24/25 June 2022, 25/26 Sivan 5782

This week is Refugee Week, founded in 1998.

Many Jewish institutions are marking it by recalling our own gratitude for and continuing involvement with the migration of folk coming here for a safer and better life.

This morning I had coffee with refugee women currently residing in the Brent Cross Holiday Inn. They have been supported by so many fine folk to ease their arrival, but have been stuck for some months inside a small hotel room.

One woman I’d met earlier was a Judge in Afghanistan, and her husband an Engineer. She explained to me that when she lived in Afghanistan, she and her colleagues couldn’t take their sick children to hospital. As a professional woman, their details would be recorded and they’d be arrested immediately for a spurious charge, or a lack of modesty for working in such an elevated position.

Her life now is very difficult cooped up in a hotel room with no access to work or opportunities to be useful. And yet infinitely more bearable that the alternative of being home.

It is never uncomplicated, choosing to uproot yourself or your family. And rarely have attitudes to, and decisions about, refugees been more controversial. That plane grounded last week en route to Rwanda demonstrates that so clearly.

See SADA stories for the accounts of a million displaced persons and their stories.

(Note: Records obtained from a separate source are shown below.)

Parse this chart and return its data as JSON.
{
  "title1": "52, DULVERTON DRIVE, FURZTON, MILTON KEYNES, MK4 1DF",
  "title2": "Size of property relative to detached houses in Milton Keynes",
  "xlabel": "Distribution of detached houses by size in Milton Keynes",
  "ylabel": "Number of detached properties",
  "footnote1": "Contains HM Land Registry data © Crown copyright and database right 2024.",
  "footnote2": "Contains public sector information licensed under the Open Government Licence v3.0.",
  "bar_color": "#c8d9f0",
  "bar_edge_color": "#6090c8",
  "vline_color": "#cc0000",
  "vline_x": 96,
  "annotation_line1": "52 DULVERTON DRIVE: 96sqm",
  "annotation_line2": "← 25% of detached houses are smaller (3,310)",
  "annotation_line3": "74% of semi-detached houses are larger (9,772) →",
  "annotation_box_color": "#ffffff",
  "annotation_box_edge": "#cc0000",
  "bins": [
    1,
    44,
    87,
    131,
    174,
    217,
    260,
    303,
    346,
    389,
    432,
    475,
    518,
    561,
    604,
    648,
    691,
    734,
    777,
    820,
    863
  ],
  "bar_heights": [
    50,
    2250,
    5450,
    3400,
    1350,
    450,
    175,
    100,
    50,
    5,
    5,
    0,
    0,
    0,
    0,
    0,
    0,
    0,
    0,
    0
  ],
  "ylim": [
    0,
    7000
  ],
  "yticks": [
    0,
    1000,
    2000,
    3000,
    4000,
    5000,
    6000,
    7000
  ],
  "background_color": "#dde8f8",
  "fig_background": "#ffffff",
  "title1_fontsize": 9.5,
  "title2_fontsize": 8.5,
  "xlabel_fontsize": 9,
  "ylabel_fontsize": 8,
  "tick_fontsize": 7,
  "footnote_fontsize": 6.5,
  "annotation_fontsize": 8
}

It’s ingrained in us to have this understanding. After Costa Coffee in Brent Cross I visited Margot and Aaron Katz who are hosting a Ukrainian family – I met Natasha. Aaron helped her find a job at Finchley Nurseries – so she’s independent too and can care for her children.

So many of you have offered help and support, and bedrooms for those who need. Is that not at the core of our Judaism?

You shall Love the stranger as yourself for you were strangers in the land of Egypt. (Lev 19:33)

You shall love your neighbour as yourself, just a little earlier in Leviticus 19 reminds us there are plenty close to home that need our love and concern. We have identified two new charities to be in relationship with from this High Holiday period; this New Year coming.

The first charity is Generation to Generation, a charity nominated by our own Lesley Urbach, enabling Holocaust survivors and their descendants to tell their stories to the next generation, and – so powerfully – incorporating testimony into their presentations.

The second is The Rainbow Centre in Dollis Valley. It is a local community centre, offering support largely to people living on the Dollis Valley estate. They provide lunch clubs, food bank, debt advice, manicures and chat, and lots, lots more. Run by Steve and Sarah, it is a small and incredible organisation.